Gas Tax/Roads Bill
The House has passed an increase in the state’s gas tax, similar to the bill they passed last year. The House’s version increases the gas tax by two cents each year over the next five years. Each penny on gasoline and diesel fuel brings in $35 million annually. The bill also adds an annual fee for hybrid and electric cars as well as increases the sales tax cap on automobiles sold to $500 from the now cap of $300.
The bill is now to be debated in the Senate Finance Committee next Tuesday mornng, where it faces a less than certain future. The road improvement bill is supported by virtually every business group and major industry. It is opposed mainly by out of state interests. Both North Carolina and Georgia increased their gas taxes last year. It remains to be seen if the South Carolina Chamber of Commerce can beat back the out of state money opposing the tax.
State Pension Plan
If you think the state’s roads are bumpy, you ought to take a ride down “State Pension Trail.” The state’s pension is about $25 BILLION underfunded. The plan covers 550,000 current and former state, county and municipal employees from cops to college professors. Their share of the contribution is nearly the highest in the nation. Add to this, the fact that both bodies have passed differing plans that must be worked out in a conference committee of Representatives and Senators.
Plastic Bag Bill
The bill prohibiting cities and counties from enacting local laws to restrict restaurants and grocery stores from providing plastic bags to customers was killed yesterday. The legislation was heavily pushed and promoted by Speaker Jay Lucas on behalf of Sunoco. Sunoco is based in Hartsville, which is home to the Speaker.
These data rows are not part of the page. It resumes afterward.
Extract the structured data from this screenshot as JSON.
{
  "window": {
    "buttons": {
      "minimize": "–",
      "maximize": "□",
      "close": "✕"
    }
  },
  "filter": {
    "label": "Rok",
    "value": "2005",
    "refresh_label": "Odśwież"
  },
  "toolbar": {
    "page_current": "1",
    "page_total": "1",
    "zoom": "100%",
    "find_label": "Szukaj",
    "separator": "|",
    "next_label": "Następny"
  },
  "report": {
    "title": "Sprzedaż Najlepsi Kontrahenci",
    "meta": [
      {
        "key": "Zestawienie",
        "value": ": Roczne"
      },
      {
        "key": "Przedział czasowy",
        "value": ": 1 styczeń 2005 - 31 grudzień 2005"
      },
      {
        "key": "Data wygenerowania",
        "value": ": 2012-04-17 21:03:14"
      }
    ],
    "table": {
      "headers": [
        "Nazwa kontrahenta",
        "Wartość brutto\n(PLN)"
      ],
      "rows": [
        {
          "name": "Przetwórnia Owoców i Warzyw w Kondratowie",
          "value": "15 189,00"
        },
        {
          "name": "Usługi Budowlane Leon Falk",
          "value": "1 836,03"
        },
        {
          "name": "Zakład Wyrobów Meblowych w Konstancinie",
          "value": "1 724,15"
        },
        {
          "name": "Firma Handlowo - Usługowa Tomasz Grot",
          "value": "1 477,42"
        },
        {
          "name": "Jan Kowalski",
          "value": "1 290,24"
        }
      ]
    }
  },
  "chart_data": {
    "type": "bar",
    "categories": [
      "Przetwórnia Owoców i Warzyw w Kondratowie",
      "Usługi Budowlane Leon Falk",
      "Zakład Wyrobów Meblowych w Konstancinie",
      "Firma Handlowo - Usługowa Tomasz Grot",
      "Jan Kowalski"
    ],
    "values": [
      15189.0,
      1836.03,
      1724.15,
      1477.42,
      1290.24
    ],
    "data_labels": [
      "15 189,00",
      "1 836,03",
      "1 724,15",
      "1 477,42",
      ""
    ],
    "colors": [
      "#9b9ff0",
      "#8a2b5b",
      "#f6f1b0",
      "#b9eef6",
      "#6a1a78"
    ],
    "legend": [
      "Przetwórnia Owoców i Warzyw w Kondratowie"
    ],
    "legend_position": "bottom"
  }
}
Most observers thought the bill would be passed by the House and would have a rough time in the Senate. Opposition to the bill came from mayors and county council members. The bill was also in the crosshairs of the environmental lobbyists. The vote was non-partisan, as it was more or less geography based with the coastal members voting against and the inland legislators voting in favor of the bill. By the way, the bill lost on a tie vote. Most of our peers do not think this has happened in at least 50 years.